A THOUSAND WORDS - Alex Waterhouse-Hayward's blog on pictures, plants, politics and whatever else is on his mind.




 

Cyrano De Bergerac, Frida Kahlo & A Cure For All Diseases
Thursday, October 30, 2008


One of my favourite British mystery writers is Reginal Hill and in his latest, A Cure for All Diseases his fat Yorkshire Detective Superintendent is convalescing from an almost terminal bomb explosion in the resort coast town of Sandytown. The novel is loosely baced in Jane Austen's unfinished last novel (1817) Sanditon. Hill's novel, like Austen's , experimentints with the practical ideas of communication through gossip. Two sisters email each other in alternating chapters. Reginald Hill is a master in the correctness and the infinite intricacies of the English language. I read Hill knowing at the very least that I will be reading a mystery novel that is literature, too. The fun I have reading Hill leaves me with no escapist guilt.

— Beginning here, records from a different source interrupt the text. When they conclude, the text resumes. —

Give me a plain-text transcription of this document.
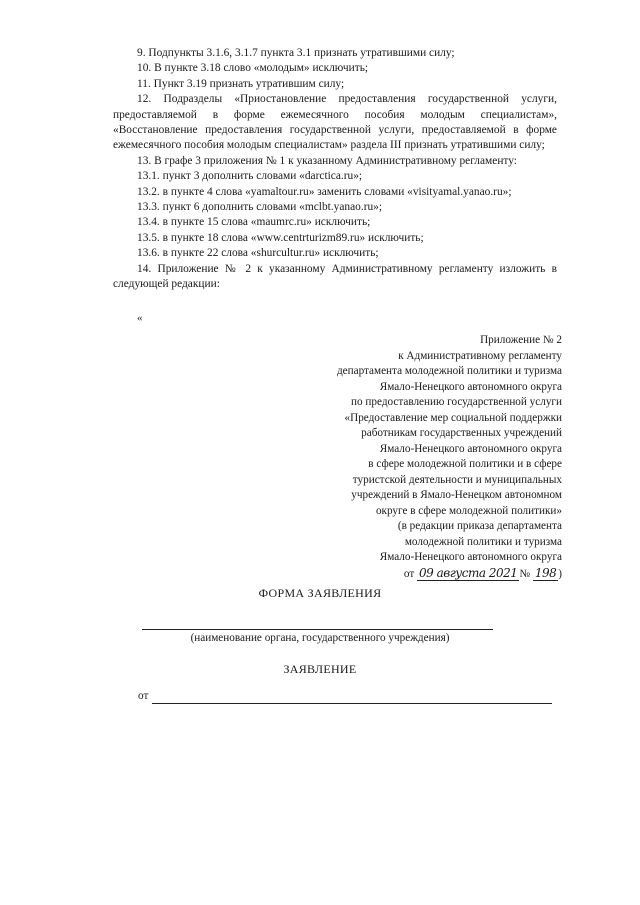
9. Подпункты 3.1.6, 3.1.7 пункта 3.1 признать утратившими силу;

10. В пункте 3.18 слово «молодым» исключить;

11. Пункт 3.19 признать утратившим силу;

12. Подразделы «Приостановление предоставления государственной услуги, предоставляемой в форме ежемесячного пособия молодым специалистам», «Восстановление предоставления государственной услуги, предоставляемой в форме ежемесячного пособия молодым специалистам» раздела III признать утратившими силу;

13. В графе 3 приложения № 1 к указанному Административному регламенту:

13.1. пункт 3 дополнить словами «darctica.ru»;

13.2. в пункте 4 слова «yamaltour.ru» заменить словами «visityamal.yanao.ru»;

13.3. пункт 6 дополнить словами «mclbt.yanao.ru»;

13.4. в пункте 15 слова «maumrc.ru» исключить;

13.5. в пункте 18 слова «www.centrturizm89.ru» исключить;

13.6. в пункте 22 слова «shurcultur.ru» исключить;

14. Приложение № 2 к указанному Административному регламенту изложить в следующей редакции:

«
Приложение № 2
к Административному регламенту
департамента молодежной политики и туризма
Ямало-Ненецкого автономного округа
по предоставлению государственной услуги
«Предоставление мер социальной поддержки
работникам государственных учреждений
Ямало-Ненецкого автономного округа
в сфере молодежной политики и в сфере
туристской деятельности и муниципальных
учреждений в Ямало-Ненецком автономном
округе в сфере молодежной политики»
(в редакции приказа департамента
молодежной политики и туризма
Ямало-Ненецкого автономного округа
от 09 августа 2021 № 198 )
ФОРМА ЗАЯВЛЕНИЯ
(наименование органа, государственного учреждения)
ЗАЯВЛЕНИЕ
от
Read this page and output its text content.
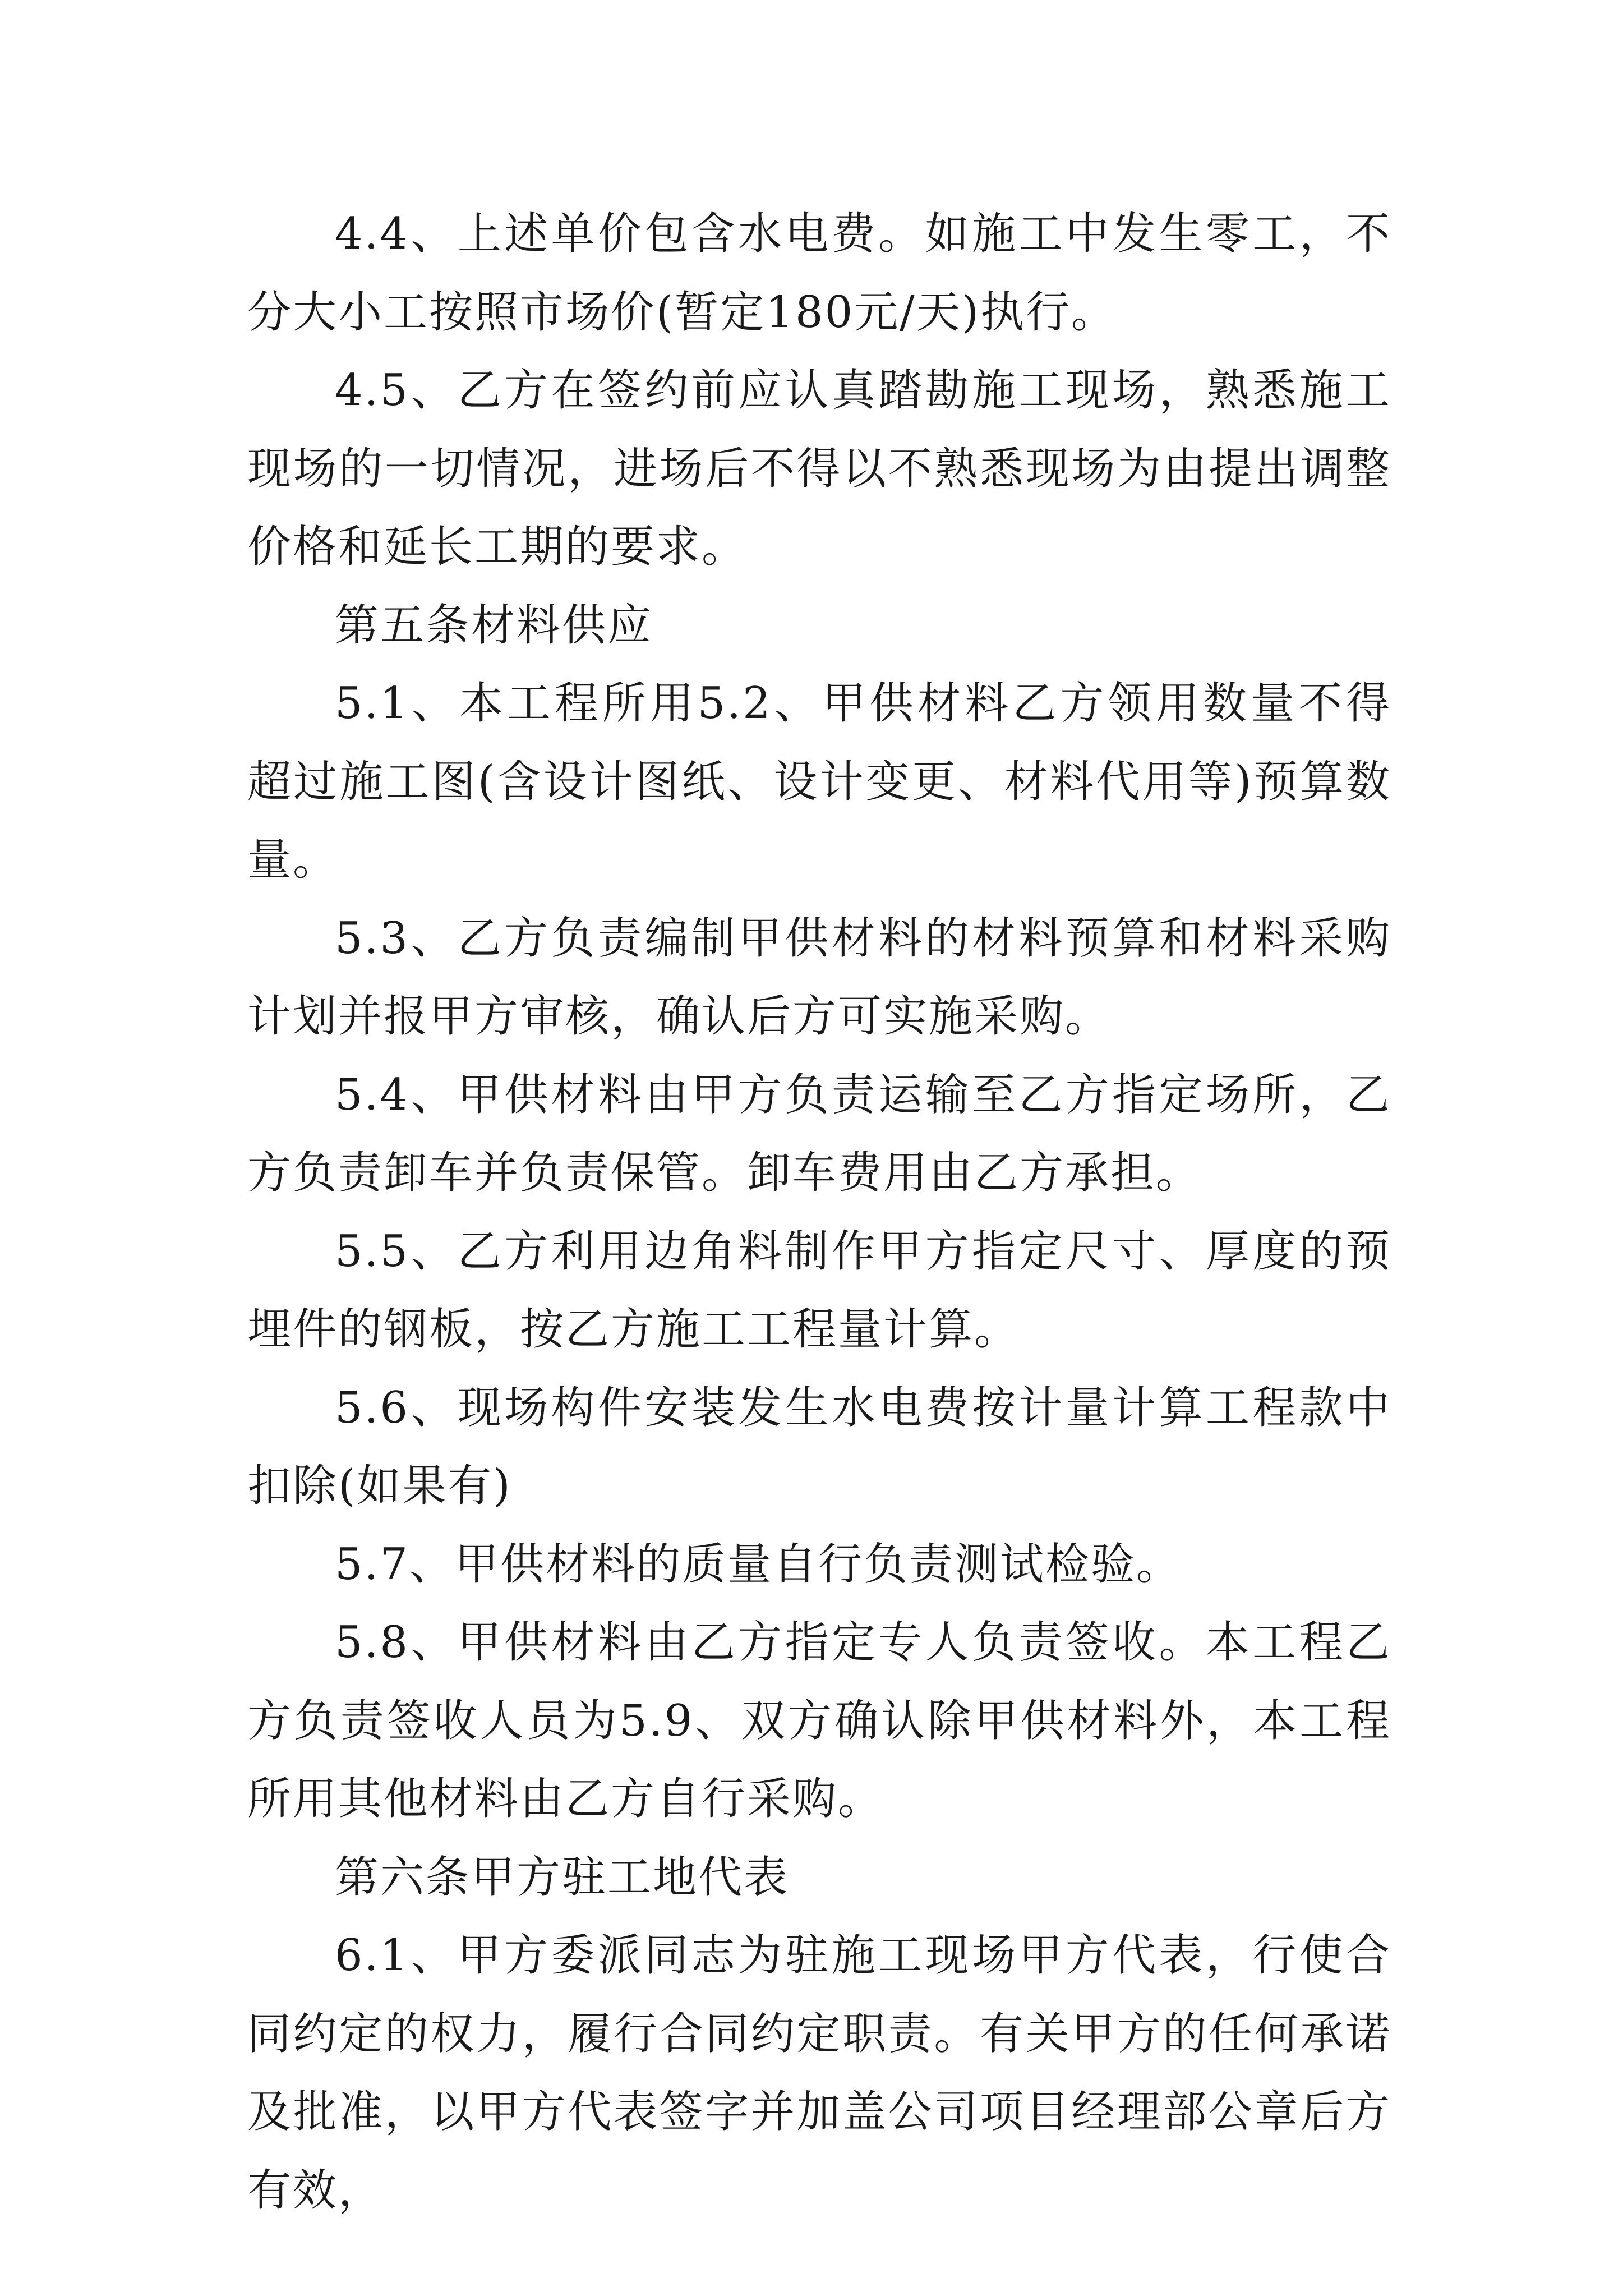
4.4、上述单价包含水电费。如施工中发生零工，不分大小工按照市场价(暂定180元/天)执行。

4.5、乙方在签约前应认真踏勘施工现场，熟悉施工现场的一切情况，进场后不得以不熟悉现场为由提出调整价格和延长工期的要求。

第五条材料供应

5.1、本工程所用5.2、甲供材料乙方领用数量不得超过施工图(含设计图纸、设计变更、材料代用等)预算数量。

5.3、乙方负责编制甲供材料的材料预算和材料采购计划并报甲方审核，确认后方可实施采购。

5.4、甲供材料由甲方负责运输至乙方指定场所，乙方负责卸车并负责保管。卸车费用由乙方承担。

5.5、乙方利用边角料制作甲方指定尺寸、厚度的预埋件的钢板，按乙方施工工程量计算。

5.6、现场构件安装发生水电费按计量计算工程款中扣除(如果有)

5.7、甲供材料的质量自行负责测试检验。

5.8、甲供材料由乙方指定专人负责签收。本工程乙方负责签收人员为5.9、双方确认除甲供材料外，本工程所用其他材料由乙方自行采购。

第六条甲方驻工地代表

6.1、甲方委派同志为驻施工现场甲方代表，行使合同约定的权力，履行合同约定职责。有关甲方的任何承诺及批准，以甲方代表签字并加盖公司项目经理部公章后方有效，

Being over 60, my knowledge of who or what Cyrano de Bergerac is, is "far more" extensive than that of someone under 30. I read the 1951 Classics Illustrated, and had literature professors drone on and on as I slept in class. And to top that I saw the 1950 Michael Gordon Cyrano de Bergerac with José Ferrer as Cyrano. I was 10. My parents had lured me into seeing it by me by telling me it featured espadachines or sword fighters and lots of sword fights. All I remember is Ferrer's voice, his long nose and the brilliant Technicolor. Alas of the third I am wrong as the film was released only in b&w!

Minutes into last night's premier performance at the Stanley of the Arts Club Theatre Company production of Cyrano de Bergerac by Edmond Rostand and directed, translated and adapted into English by James Fagan Tait I was perplexed and initially put off by Cyrano uttering stuff in contemporary English like "pal".

While listening to the dialogue (and laughing lots) I thought about Reginald Hill's A Cure For All Diseases. In the email communication between the two gossiping sisters I had noted that Hill had eliminated quotation marks and there were all kinds of typos. "Can it be, that his novel was rushed to the printers which poor typo correcting?" I thought. Then it dawned on me that Hill was using contemporary writing and injecting a bit of what Austen had first tried to inject in her unfinished novel. Austen, Hill and now James Faigan Tait where on the same map for me. As Faigan Tait notes in the program:

In its day, the play was fresh, spoke like the people and sounded like comic improvised verse and because of that it shocked people with its presence in each moment despite its glamorous period context.

With this in mind, welcome to 17th-century Paris of this very moment. Don't be surprised if the people in that time look and sound a little bit like us right now.



I quickly forgot the anachronistic language and gloried at seeing the elaborate costumes (Nancy Bryant) and listening to beautiful musical accompaniment (Joleysa Pankanea and Mark Haney) and songs of this play.

While watching Chilean-born Carmen Aguirre (above left) appears in many roles. As a Duenna she seems to have a future career as an imposing and scary mother-in-law (a distinct possibility as she has a young son), as a nun she would have soon caused any mother superior to commit suicide and as an orange seller she was most convincing as a perveyor of other more sexy delights. But it was her moustache as a cadet that nagged my brain.

It came to me as I was driving home with Rosemary. In February 2000 Aguirre had appeared on that same stage (the Stanley) as Frida Kahlo in a one actor show that was one I will never forget. Her performance was convincing and her makeup, costume and moustache (fake?) were so good that she seemed to be channeling Kahlo before my very eyes.

With that confusion finally solved I remembered a young man sitting behind me in last night's performance who said to his companion, "So this is the Stanley?" Somehow this play had brought that young man to enjoy, perhaps for the first time, the delight of theatre. I plan to return with my granddaughter Rebecca (now 11) and see if she gets a bit more than I did back then in 1951.

"Yes, it is perfect. Your white gown swathed in the blue-black mantle of night. I am only a voice, and you are a point of light. I may have spoken Beautifully to you in the past--"

When Rebecca sees the beautiful and glamorous Roxanne (Melissa Poll) she might be as fascinated as I was when she glowed as much as Cyrano's starry sky.